Pertumbuhan laba bank pelat merah itu juga didorong kenaikan kredit yang signifikan pada awal tahun ini.
Sampai periode dua bulanan 2026, BBRI menghimpun kredit Rp1.346,16 triliun, naik 10,49% dibandingkan dengan periode yang sama tahun lalu sebesar Rp1.218,39 triliun.
Seiring dengan kenaikan kredit itu, BBRI turut mencatat pertumbuhan aset 6,46% menjadi Rp1.983,03 sampai Februari 2026.
Dari sisi pendanaan, total dana pihak ketiga (DPK) BBRI mencapai Rp1.508,84 triliun atau naik 9,26% dibandingkan dengan posisi tahun sebelumnya.
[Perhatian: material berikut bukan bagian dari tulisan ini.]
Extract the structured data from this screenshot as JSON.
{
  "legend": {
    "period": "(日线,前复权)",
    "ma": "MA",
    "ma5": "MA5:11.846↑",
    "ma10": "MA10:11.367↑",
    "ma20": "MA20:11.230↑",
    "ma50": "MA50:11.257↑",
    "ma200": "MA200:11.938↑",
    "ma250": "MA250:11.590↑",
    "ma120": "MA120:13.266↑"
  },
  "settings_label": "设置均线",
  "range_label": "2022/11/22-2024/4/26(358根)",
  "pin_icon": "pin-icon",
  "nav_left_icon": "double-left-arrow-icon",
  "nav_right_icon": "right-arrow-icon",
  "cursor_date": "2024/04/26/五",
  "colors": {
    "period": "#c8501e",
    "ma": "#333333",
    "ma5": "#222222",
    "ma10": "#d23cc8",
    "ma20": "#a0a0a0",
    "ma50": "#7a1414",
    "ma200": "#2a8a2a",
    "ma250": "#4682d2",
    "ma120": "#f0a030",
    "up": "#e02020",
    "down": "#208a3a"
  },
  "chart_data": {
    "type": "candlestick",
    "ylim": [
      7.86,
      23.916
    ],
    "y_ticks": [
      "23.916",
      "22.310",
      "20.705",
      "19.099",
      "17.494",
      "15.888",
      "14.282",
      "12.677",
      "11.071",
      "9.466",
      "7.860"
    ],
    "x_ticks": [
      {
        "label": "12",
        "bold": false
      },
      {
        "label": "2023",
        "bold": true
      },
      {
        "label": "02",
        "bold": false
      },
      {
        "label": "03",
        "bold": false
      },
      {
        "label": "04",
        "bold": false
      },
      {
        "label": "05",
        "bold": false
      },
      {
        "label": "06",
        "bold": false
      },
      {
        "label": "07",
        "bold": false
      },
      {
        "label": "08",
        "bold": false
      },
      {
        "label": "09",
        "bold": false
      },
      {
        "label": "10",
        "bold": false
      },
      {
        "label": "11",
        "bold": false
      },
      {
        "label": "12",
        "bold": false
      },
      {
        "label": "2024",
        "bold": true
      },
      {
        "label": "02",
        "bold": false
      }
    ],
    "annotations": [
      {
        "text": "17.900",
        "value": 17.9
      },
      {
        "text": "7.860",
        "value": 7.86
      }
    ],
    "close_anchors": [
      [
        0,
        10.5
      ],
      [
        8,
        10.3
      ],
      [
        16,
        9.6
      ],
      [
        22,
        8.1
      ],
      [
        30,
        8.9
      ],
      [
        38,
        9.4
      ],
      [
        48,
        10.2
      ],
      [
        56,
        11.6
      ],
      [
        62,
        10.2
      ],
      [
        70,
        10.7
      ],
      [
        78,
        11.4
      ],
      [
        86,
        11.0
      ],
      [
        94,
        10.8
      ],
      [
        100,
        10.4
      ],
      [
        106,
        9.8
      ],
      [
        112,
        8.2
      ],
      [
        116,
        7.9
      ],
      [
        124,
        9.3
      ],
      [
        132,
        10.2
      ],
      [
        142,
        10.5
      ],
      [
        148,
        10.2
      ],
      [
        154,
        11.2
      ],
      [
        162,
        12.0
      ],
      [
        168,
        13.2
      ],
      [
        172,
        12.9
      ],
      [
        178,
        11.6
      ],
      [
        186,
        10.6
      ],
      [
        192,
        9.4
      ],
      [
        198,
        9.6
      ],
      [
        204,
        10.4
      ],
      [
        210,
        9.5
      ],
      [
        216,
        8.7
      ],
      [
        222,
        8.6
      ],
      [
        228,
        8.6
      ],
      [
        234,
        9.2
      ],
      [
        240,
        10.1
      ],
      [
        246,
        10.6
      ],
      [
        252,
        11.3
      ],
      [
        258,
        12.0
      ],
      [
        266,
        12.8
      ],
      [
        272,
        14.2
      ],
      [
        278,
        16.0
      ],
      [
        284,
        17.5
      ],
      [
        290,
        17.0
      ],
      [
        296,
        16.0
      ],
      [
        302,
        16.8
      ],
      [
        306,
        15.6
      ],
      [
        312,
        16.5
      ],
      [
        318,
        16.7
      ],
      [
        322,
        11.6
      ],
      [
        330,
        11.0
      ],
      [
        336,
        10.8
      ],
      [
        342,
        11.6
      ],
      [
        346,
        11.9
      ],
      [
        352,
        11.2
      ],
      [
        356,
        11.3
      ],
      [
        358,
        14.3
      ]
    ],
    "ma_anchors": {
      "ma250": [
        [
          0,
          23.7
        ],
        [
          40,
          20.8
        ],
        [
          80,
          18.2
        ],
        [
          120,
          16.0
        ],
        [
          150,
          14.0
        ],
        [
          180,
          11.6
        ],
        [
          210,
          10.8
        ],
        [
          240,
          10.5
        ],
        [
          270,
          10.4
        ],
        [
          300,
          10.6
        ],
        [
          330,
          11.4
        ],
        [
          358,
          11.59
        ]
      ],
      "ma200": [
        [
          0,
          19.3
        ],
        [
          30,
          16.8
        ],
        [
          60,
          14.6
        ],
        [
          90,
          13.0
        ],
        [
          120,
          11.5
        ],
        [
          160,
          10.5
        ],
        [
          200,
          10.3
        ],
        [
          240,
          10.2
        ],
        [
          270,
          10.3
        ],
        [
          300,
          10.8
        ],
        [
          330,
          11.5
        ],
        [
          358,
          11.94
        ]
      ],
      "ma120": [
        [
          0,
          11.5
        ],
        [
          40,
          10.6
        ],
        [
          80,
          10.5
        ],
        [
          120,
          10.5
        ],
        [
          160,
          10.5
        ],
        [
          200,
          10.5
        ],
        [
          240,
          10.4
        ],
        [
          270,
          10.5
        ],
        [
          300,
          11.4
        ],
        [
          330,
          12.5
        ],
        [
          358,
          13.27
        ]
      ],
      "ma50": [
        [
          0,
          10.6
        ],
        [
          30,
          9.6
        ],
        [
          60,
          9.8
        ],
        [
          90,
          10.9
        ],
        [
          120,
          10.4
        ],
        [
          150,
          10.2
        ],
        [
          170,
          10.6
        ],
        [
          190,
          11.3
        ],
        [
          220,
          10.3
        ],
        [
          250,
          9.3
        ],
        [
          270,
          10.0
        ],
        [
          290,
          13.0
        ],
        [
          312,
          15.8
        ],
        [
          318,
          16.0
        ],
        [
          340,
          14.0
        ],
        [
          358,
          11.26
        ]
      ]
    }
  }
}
DPK itu berasal dari giro mencapai Rp428,89 triliun, tabungan senilai Rp588,38 triliun dan deposito mencapai Rp491,57 triliun.
Artinya, dana murah atau current account saving account/CASA BBRI sampai periode dua bulanan 2026 sebesar Rp1.017,27 triliun, tumbuh 13,59%.